3 février 2009 – 20:43 par Richard

Encore une dérive du tout numérique, le RFID.
S’il est une technologie de flicage et de régression des moeurs, c’est bien l’insertion dans tous les objets du quotidien de ces puces qui n’ont rien d’innocent. Ces puces passives destinées en premier lieu à faciliter le suivi logistique des biens, vont maintenant dans nos portefeuilles pour, elles sont vendus comme telles, des éléments de “confort”.

En effet, elles contiennent des données qui sont intégralement lisibles à distance. Le problème, c’est que ces données sont le plus souvent personnelles et que les lectures ne sont pas obligatoirement légitimes. Les cryptages n’ont aucune valeur sur ces appareils, car une fois leurs contenus téléchargés, il est possible de lancer des logiciels de cassage de code autant de temps qu’il le faudra.

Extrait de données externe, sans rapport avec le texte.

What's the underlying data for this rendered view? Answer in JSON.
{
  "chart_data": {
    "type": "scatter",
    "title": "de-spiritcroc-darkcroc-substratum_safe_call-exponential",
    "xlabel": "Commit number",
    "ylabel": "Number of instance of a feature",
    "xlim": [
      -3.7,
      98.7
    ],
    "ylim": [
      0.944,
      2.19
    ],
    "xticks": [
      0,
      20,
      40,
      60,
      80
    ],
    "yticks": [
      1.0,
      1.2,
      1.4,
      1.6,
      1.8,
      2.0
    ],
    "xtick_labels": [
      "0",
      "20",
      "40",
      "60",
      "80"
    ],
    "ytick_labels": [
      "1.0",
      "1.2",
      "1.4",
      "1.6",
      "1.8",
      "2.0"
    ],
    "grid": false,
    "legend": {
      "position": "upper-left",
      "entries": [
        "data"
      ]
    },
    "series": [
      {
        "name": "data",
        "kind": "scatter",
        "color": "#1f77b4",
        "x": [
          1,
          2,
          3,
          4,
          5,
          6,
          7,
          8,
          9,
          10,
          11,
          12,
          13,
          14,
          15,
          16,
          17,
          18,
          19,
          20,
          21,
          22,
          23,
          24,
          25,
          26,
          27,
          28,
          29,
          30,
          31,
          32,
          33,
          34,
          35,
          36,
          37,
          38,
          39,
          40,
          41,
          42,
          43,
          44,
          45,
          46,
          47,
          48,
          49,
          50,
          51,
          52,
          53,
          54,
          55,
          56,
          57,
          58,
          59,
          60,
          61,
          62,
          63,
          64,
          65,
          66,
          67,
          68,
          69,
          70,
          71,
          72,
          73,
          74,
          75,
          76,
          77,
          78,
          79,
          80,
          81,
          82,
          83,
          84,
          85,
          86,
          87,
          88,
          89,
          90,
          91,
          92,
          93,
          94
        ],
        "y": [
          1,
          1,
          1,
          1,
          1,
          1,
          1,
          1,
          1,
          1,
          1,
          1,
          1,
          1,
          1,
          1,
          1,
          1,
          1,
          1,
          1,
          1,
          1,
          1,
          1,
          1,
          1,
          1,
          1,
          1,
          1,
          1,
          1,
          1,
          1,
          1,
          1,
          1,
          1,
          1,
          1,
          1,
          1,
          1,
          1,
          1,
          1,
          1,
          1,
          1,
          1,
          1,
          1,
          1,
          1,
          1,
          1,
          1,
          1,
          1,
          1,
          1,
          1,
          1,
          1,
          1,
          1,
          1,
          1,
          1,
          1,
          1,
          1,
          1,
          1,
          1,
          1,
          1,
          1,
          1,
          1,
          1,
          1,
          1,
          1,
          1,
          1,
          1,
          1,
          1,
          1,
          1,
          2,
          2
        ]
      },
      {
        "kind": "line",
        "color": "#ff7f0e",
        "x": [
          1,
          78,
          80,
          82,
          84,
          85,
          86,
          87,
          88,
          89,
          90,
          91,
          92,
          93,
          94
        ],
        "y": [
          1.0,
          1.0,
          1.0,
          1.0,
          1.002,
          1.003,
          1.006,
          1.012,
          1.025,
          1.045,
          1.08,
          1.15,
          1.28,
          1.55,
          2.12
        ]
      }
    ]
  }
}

Toutes les données, jusqu’à nos empreintes digitales et le reste de notre identité dans le cas des passeports peuvent en ce cas être à disposition de tout détecteur à portée. Laquelle portée est bien fonction de la puissance du lecteur.

De plus une fois obtenues, ces données peuvent être dupliquées dans de nouvelles puces pour voler l’identité et les services offerts aux porteurs des cartes originales.
En fait de sécurité, c’est une catastrophe. Il ne faut pas laisser les politiques et les industriels nous laisser croire que le numérique apporte un degré de confiance supplémentaire, et ce aveuglément.

Un exemple récent qui arrive dans le pays le plus ‘en avance’ sur l’inclusion de cette technologie, les USA. Il a été prouvé qu’avec un appareillage à 250 dollars l’on peut obtenir en conduisant les données des permis de conduire des conducteurs à proximité, sans aucune trace, ni effraction visible.